Wherever businesses are in distress – whether from non-payment by clients or a failure by suppliers to deliver – contract disputes and claims are likely. For now, some pragmatic players in the construction industry are showing forbearance with creditors and suppliers, inspired by the sense that “we’re all in this together”.

But such truces are unlikely to hold for long. With many construction firms in a precarious position even before the crisis hit, some will be driven to take drastic action in an effort to turn around loss-making projects.

In such cases, companies, their advisors and their accountants should assess, act and adapt to this unprecedented situation, as follows:


  • Act early and decisively: by engaging with suppliers and clients, and appointing specialist help where necessary.
  • Be honest and transparent: by providing up-to-date, accurate and concise information to clients about the impact on project delivery. Contractors should also communicate regularly with their lenders, as banking and debt covenants may be breached – and it’s essential that funders are kept onside.
  • Understand their rights and obligations: by reviewing all contracts and establishing whether they allow for extra time, or additional costs to be charged, to complete the work. 
  • Feel the force: if a contractor is using a force majeure clause to defend against a legal challenge from a client, they will need to convince the court that the event was beyond their control and has hindered their performance of the contract. Above all, they must show they have taken all reasonable steps to comply with their obligations.
  • Build your way out of the crisis: have a plan for bringing furloughed staff back on stream gradually, and ensure self-employed subcontractors are paid promptly for their work to help them stave off insolvency.

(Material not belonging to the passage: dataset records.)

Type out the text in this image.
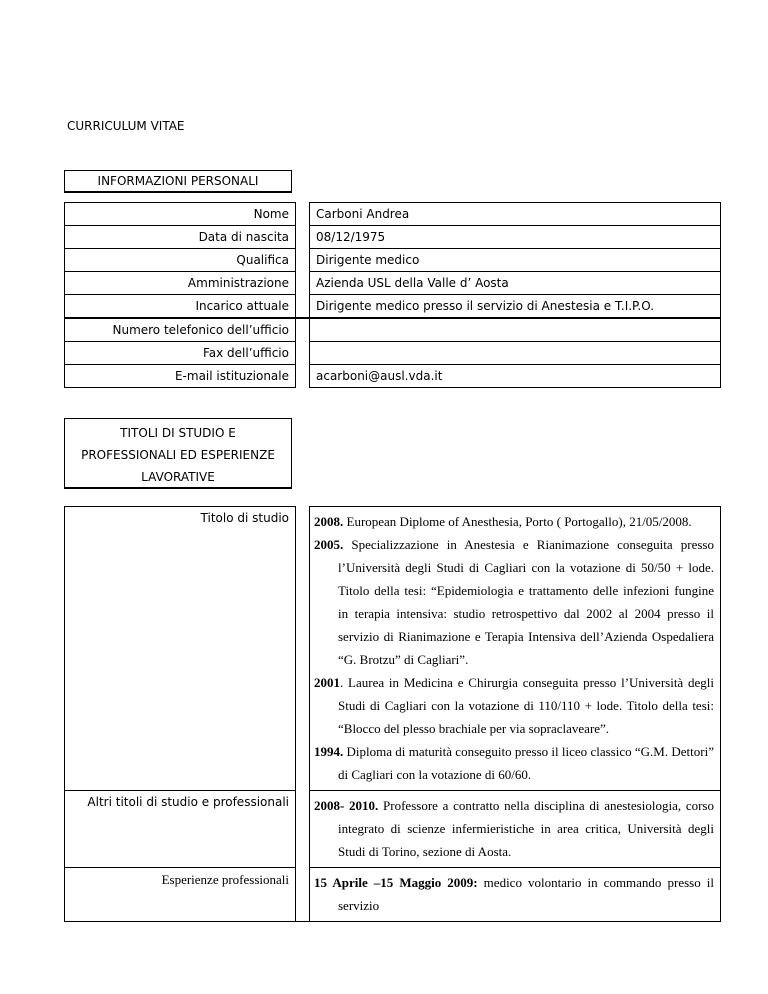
CURRICULUM VITAE
INFORMAZIONI PERSONALI
Nome		Carboni Andrea
Data di nascita		08/12/1975
Qualifica		Dirigente medico
Amministrazione		Azienda USL della Valle d’ Aosta
Incarico attuale		Dirigente medico presso il servizio di Anestesia e T.I.P.O.
Numero telefonico dell’ufficio		
Fax dell’ufficio		
E-mail istituzionale		acarboni@ausl.vda.it
TITOLI DI STUDIO E
PROFESSIONALI ED ESPERIENZE
LAVORATIVE
Titolo di studio		2008. European Diplome of Anesthesia, Porto ( Portogallo), 21/05/2008.

2005. Specializzazione in Anestesia e Rianimazione conseguita presso l’Università degli Studi di Cagliari con la votazione di 50/50 + lode. Titolo della tesi: “Epidemiologia e trattamento delle infezioni fungine in terapia intensiva: studio retrospettivo dal 2002 al 2004 presso il servizio di Rianimazione e Terapia Intensiva dell’Azienda Ospedaliera “G. Brotzu” di Cagliari”.

2001. Laurea in Medicina e Chirurgia conseguita presso l’Università degli Studi di Cagliari con la votazione di 110/110 + lode. Titolo della tesi: “Blocco del plesso brachiale per via sopraclaveare”.

1994. Diploma di maturità conseguito presso il liceo classico “G.M. Dettori” di Cagliari con la votazione di 60/60.

Altri titoli di studio e professionali		2008- 2010. Professore a contratto nella disciplina di anestesiologia, corso integrato di scienze infermieristiche in area critica, Università degli Studi di Torino, sezione di Aosta.

Esperienze professionali		15 Aprile –15 Maggio 2009: medico volontario in commando presso il servizio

Clearly, any construction firm under pressure should make full use of the emergency support being offered by the government. Away from the headline-grabbing support measures, there are some equally valuable changes to tax rules that companies should investigate.

While the automatic deferrals of VAT payments are useful, care should be exercised as VAT liabilities will still be accrued while the can is kicked down the road. The changes to wrongful trading regulations have already given struggling companies a freer hand to act, and proposed further reforms to insolvency legislation – which would offer firms a moratorium while they consider their options and prevent suppliers from cancelling contracts – could all prove invaluable tools for turnaround specialists.

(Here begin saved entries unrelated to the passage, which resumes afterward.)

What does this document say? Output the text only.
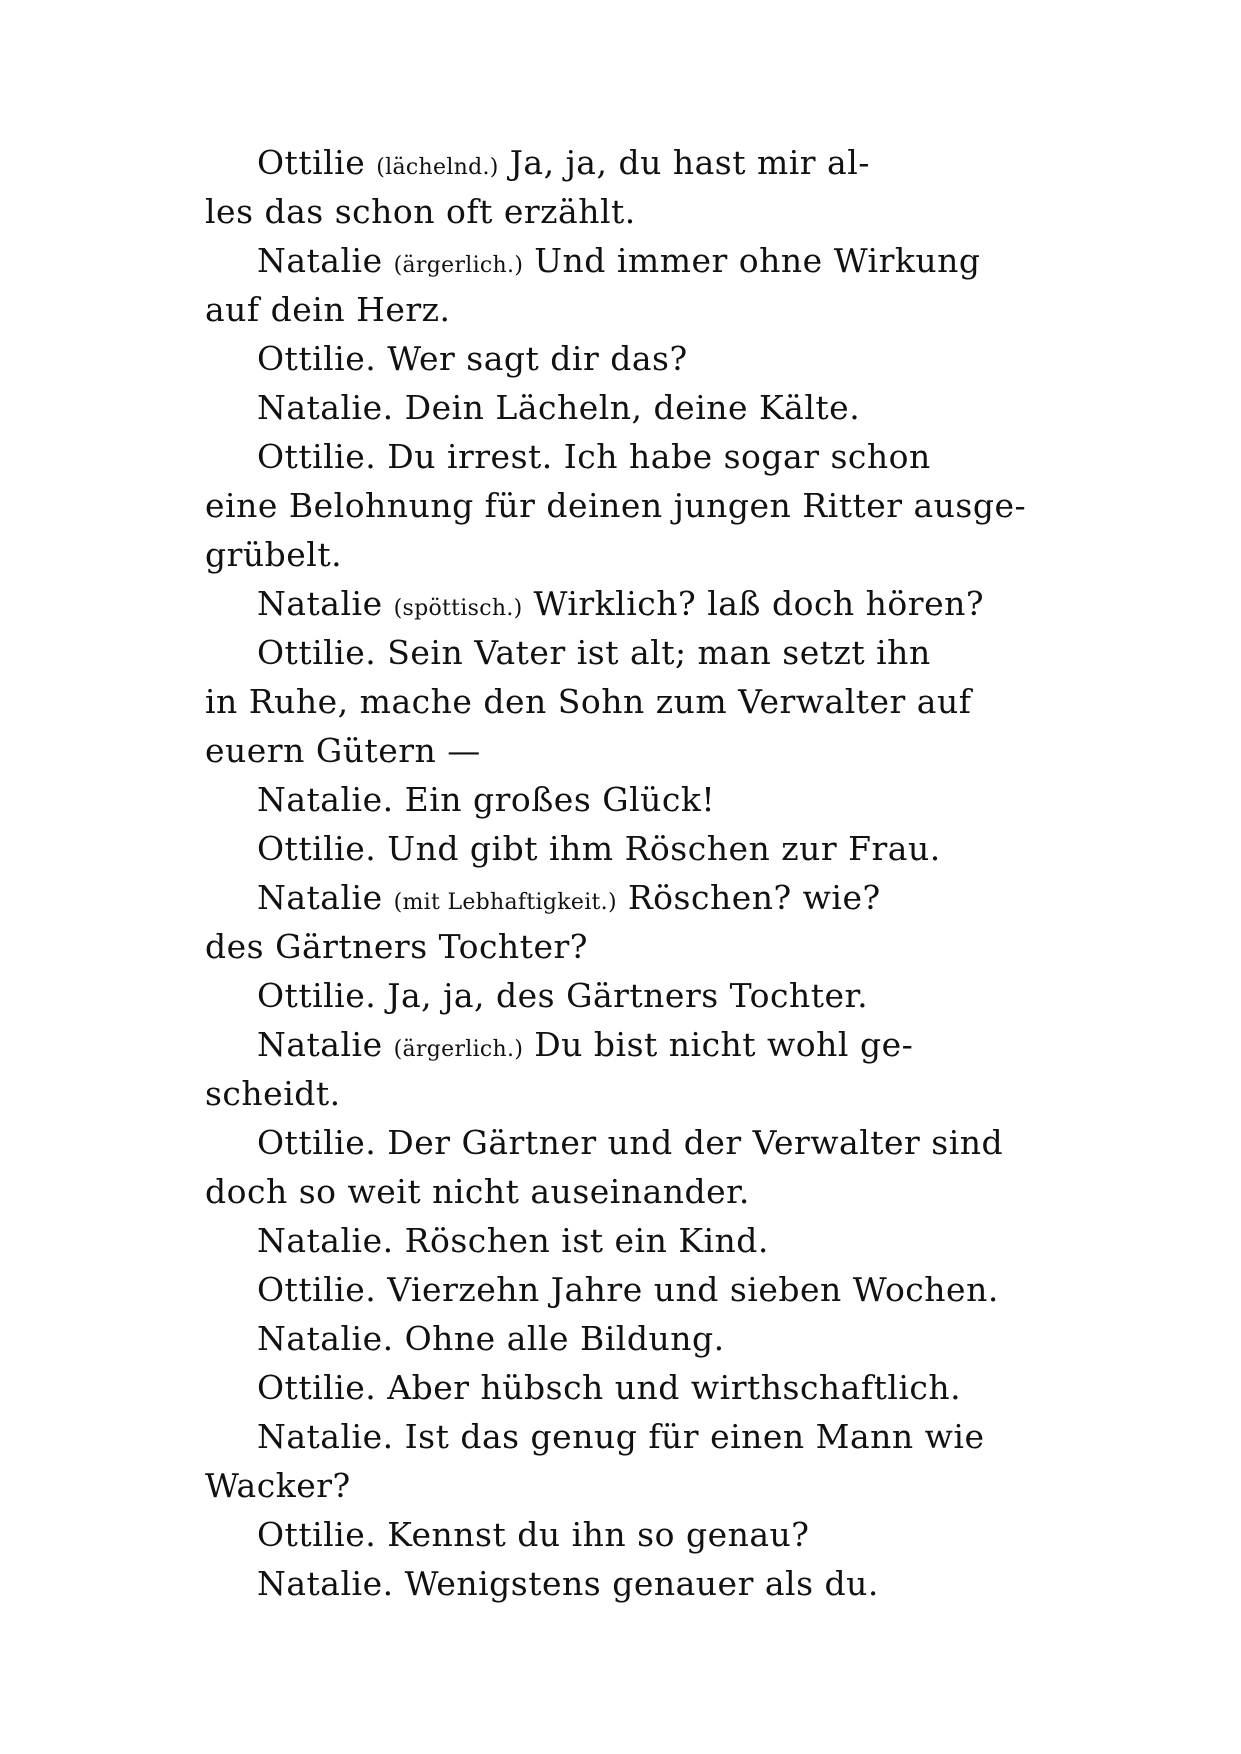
Ottilie (lächelnd.) Ja, ja, du hast mir al-
les das schon oft erzählt.
Natalie (ärgerlich.) Und immer ohne Wirkung
auf dein Herz.
Ottilie. Wer sagt dir das?
Natalie. Dein Lächeln, deine Kälte.
Ottilie. Du irrest. Ich habe sogar schon
eine Belohnung für deinen jungen Ritter ausge-
grübelt.
Natalie (spöttisch.) Wirklich? laß doch hören?
Ottilie. Sein Vater ist alt; man setzt ihn
in Ruhe, mache den Sohn zum Verwalter auf
euern Gütern —
Natalie. Ein großes Glück!
Ottilie. Und gibt ihm Röschen zur Frau.
Natalie (mit Lebhaftigkeit.) Röschen? wie?
des Gärtners Tochter?
Ottilie. Ja, ja, des Gärtners Tochter.
Natalie (ärgerlich.) Du bist nicht wohl ge-
scheidt.
Ottilie. Der Gärtner und der Verwalter sind
doch so weit nicht auseinander.
Natalie. Röschen ist ein Kind.
Ottilie. Vierzehn Jahre und sieben Wochen.
Natalie. Ohne alle Bildung.
Ottilie. Aber hübsch und wirthschaftlich.
Natalie. Ist das genug für einen Mann wie
Wacker?
Ottilie. Kennst du ihn so genau?
Natalie. Wenigstens genauer als du.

Ultimately the casualty rate will be reduced if all players in the supply chain are pragmatic with each other. Better to collaborate, renegotiating contracts or retendering where appropriate, than taking the nuclear option of a legal challenge.

While the pandemic will inevitably drive some contractors to the edge of the abyss and will force a sharp recalibration of property values, construction companies and their accountants who are willing to think calmly and rationally – and take expert advice – will be better placed to weather the storm.